La survie de l’Initiative de la Grande Muraille Verte est importante pour le Burkina Faso en raison de son historique de perte de forêts au cours des dernières décennies. Selon Global Forest Watch, de 2001 à 2024, le Burkina Faso a perdu 129 hectares de couvert arboré, soit une diminution de 99 % depuis 2000. Près de 88 % de cette perte s’est produite en raison d’une déforestation directe, et non de causes naturelles, entraînant une émission de 869 kilotonnes d’équivalent CO₂.

Les régions du Centre-Nord et du Centre-Ouest à elles seules représentaient 68 % de la perte d’arbres du pays, le Centre-Ouest perdant 49 hectares, soit plus de quatre fois la moyenne nationale.

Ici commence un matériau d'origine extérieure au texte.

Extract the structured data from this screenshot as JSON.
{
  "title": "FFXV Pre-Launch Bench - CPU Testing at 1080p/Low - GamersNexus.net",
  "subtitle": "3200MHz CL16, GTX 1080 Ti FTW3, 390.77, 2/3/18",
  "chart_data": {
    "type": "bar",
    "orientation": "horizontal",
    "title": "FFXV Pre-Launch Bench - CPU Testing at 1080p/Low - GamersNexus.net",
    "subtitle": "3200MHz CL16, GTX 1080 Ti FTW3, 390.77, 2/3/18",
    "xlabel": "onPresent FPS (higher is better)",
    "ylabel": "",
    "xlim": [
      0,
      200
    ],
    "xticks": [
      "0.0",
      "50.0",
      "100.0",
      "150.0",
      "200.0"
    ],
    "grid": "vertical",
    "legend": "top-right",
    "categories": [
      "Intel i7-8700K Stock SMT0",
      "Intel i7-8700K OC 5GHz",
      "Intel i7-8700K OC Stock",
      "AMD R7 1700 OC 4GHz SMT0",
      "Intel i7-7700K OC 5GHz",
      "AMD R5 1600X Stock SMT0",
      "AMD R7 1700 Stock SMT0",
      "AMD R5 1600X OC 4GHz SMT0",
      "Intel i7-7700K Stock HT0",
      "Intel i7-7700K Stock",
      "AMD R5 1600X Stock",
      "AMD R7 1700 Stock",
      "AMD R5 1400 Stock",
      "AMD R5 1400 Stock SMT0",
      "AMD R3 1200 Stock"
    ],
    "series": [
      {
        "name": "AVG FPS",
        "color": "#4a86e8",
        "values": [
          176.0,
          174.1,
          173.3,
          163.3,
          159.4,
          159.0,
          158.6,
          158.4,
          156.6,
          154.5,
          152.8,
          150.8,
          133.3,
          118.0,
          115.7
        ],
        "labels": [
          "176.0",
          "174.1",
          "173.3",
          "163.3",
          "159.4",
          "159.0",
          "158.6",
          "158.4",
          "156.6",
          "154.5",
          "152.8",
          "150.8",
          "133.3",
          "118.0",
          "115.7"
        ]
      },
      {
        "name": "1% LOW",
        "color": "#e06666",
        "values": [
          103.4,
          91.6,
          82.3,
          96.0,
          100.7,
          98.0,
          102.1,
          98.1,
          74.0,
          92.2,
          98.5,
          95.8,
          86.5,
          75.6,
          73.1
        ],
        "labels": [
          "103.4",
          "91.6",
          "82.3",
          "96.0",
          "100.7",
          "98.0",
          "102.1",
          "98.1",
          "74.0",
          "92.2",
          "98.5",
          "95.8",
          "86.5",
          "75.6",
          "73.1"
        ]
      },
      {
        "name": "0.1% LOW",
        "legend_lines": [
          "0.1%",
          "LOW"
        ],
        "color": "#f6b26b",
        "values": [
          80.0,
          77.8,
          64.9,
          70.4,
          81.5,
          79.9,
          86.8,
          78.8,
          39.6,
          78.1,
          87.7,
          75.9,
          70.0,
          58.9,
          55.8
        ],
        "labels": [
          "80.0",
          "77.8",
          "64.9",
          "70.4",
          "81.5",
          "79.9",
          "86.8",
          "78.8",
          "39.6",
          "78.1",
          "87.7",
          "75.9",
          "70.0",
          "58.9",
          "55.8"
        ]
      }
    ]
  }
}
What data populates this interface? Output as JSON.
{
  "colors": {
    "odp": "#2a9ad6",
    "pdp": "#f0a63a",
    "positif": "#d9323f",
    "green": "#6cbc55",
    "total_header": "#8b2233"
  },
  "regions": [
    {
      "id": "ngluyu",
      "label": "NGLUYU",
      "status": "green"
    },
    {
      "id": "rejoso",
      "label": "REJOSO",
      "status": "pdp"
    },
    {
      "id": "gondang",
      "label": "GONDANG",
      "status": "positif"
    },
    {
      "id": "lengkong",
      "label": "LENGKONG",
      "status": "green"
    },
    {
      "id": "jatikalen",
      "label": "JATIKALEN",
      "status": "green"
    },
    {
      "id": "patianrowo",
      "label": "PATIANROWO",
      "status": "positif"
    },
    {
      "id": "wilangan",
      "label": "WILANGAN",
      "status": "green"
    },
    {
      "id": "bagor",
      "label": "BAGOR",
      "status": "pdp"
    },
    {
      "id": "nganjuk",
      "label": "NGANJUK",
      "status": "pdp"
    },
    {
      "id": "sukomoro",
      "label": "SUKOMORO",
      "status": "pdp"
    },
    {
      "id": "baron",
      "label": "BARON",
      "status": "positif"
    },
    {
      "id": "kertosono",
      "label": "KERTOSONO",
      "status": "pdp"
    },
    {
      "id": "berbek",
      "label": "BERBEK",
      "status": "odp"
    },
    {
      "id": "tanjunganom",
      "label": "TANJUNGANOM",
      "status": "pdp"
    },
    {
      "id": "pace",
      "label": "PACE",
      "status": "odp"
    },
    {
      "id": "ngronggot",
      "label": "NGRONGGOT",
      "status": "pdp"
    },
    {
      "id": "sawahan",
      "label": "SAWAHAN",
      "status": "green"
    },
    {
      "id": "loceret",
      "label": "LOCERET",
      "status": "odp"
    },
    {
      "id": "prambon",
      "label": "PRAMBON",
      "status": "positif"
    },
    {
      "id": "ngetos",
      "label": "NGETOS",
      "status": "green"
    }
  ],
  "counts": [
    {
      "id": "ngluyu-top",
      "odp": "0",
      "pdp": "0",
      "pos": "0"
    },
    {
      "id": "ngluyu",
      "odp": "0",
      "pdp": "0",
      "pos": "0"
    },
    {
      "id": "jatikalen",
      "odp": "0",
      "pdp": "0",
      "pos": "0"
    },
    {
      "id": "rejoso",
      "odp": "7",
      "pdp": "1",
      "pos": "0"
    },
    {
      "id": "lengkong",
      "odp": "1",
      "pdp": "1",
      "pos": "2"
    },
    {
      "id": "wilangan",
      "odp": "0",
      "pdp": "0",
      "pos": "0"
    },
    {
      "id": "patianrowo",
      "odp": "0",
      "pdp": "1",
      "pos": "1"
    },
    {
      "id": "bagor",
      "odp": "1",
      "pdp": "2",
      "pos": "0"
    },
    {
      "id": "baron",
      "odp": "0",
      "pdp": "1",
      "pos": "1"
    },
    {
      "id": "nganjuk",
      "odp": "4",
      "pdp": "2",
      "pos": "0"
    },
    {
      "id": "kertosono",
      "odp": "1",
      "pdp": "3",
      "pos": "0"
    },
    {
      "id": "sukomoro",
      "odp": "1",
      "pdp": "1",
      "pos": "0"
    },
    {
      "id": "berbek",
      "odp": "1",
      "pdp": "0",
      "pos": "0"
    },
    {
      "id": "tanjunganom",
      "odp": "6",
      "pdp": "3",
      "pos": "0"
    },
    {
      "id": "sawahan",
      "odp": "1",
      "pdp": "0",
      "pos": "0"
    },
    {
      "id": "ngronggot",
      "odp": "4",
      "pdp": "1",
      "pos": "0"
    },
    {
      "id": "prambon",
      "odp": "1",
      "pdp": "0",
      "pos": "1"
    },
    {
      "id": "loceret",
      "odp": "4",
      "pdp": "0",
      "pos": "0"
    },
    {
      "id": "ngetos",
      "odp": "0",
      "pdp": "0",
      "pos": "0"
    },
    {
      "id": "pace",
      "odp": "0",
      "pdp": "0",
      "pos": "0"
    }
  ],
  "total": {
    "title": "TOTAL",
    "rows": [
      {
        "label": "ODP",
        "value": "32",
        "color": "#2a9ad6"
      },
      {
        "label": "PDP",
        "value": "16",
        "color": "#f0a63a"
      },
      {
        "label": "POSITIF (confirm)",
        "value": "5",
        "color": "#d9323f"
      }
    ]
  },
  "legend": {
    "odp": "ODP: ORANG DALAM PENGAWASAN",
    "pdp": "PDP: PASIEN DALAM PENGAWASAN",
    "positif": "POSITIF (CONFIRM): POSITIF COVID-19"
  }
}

Même des régions comme l’Est, autrefois considérées comme un bastion forestier avec plus de 112 000 hectares de couvert naturel, cèdent maintenant sous le poids de la violence et de la négligence. Rien qu’en 2024, l’Est a perdu 124 hectares de forêt naturelle, libérant près de 23 kilotonnes de dioxyde de carbone dans l’atmosphère. Il s’agit d’un renversement de situation inattendu pour une région qui avait gagné plus de 6 450 hectares de couvert arboré entre 2000 et 2020, bien que des recherches révèlent que presqu’aucune de cette croissance ne provenait de la Grande Muraille Verte.

Selon Global Forest Watch, « entre 2000 et 2020, 99 % de l’augmentation du couvert arboré s’est produite en dehors des plantations ». C’est-à-dire le type de reforestation généralement financé par les programmes de la Grande Muraille Verte.

Une enquête du système d’information géographique (SIG) montre qu’à mesure que les populations se retirent sous le poids de la violence des terroristes, elles laissent derrière elles des terres non perturbées par l’agriculture, le pâturage ou la collecte de combustible. Avec moins de mains pour défricher les terres agricoles ou couper du bois pour les feux de cuisson, les arbres ont commencé à survivre et à étendre leurs canopées.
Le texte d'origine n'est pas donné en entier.